UOB gross NPL rises 2% in 3Q15
And it’s expected to rise even further.
According to a report by RHB, UOB’s nonperforming loans (NPL) saw a 2% growth in 2015’s third quarter, which resulted in a moderate year to date increase of 8.2%. Indonesia and Greater China NPLs rose by 11%, but the bulk of the increase was due to a 12% QoQ growth of its Singapore loan book. While UOB management believes that NPLs would rise further, it does not expect any sharp increases such as those during the Asian financial crisis.
RHB notes that UOB’s asset quality remains resilient with gross NPL ratio remaining at a low 1.26%. Singapore, Greater China and Indonesia NPL ratios stood at 0.9%, 0.7%, and 3.4%, respectively.

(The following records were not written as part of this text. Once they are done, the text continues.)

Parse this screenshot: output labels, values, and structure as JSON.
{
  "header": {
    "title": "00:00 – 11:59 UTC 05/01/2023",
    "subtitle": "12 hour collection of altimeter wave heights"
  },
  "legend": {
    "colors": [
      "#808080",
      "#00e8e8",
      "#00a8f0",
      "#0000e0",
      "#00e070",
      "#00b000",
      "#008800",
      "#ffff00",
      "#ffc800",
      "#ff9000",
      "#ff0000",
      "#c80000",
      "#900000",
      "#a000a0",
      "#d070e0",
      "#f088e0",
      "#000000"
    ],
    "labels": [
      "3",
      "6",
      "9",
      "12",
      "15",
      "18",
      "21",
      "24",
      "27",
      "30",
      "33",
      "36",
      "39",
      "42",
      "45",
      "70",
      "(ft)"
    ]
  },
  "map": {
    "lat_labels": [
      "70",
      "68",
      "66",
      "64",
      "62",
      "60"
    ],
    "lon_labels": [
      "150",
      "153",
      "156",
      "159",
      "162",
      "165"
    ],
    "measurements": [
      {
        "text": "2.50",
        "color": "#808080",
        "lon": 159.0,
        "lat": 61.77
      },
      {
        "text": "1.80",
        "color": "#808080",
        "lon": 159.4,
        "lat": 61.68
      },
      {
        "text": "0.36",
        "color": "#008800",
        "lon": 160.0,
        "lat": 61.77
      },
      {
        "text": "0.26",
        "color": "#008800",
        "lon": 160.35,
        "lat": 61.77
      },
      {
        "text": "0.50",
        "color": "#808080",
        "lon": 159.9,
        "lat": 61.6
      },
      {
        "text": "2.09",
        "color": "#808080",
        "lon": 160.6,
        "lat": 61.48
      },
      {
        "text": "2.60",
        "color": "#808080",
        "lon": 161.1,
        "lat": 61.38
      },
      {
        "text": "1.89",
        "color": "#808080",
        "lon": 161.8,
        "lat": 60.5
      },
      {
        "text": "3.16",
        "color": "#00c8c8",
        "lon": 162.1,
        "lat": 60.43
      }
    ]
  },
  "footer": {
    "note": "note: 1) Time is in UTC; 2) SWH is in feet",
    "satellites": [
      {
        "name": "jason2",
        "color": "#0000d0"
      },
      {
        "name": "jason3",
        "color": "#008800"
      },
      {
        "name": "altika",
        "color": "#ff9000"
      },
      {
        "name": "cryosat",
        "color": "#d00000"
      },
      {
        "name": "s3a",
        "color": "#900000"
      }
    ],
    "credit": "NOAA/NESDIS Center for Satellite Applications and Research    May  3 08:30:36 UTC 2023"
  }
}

Despite two loans of customers in the support industries for the commodity sector that turned NPL, the asset quality of UOB’s Indonesia book was relatively stable in 3Q15. Further, UOB management believes that any increases in the Indonesia book’s NPLs would be small.
Meanwhile, the bank has been guarded regarding its Malaysia loan portfolio. UOB has been very careful not to participate in the mass market and general economy, and therefore has no large NPLs in Malaysia.
The bank’s Thailand loan portfolio is reportedly very stable, and the bank’s management believes that the Thailand loan portfolio has over-provided for NPLs. UOB’s NPL base is not increasing despite having written off one loan.
“All in, management does not expect massive asset quality deterioration,” the report said.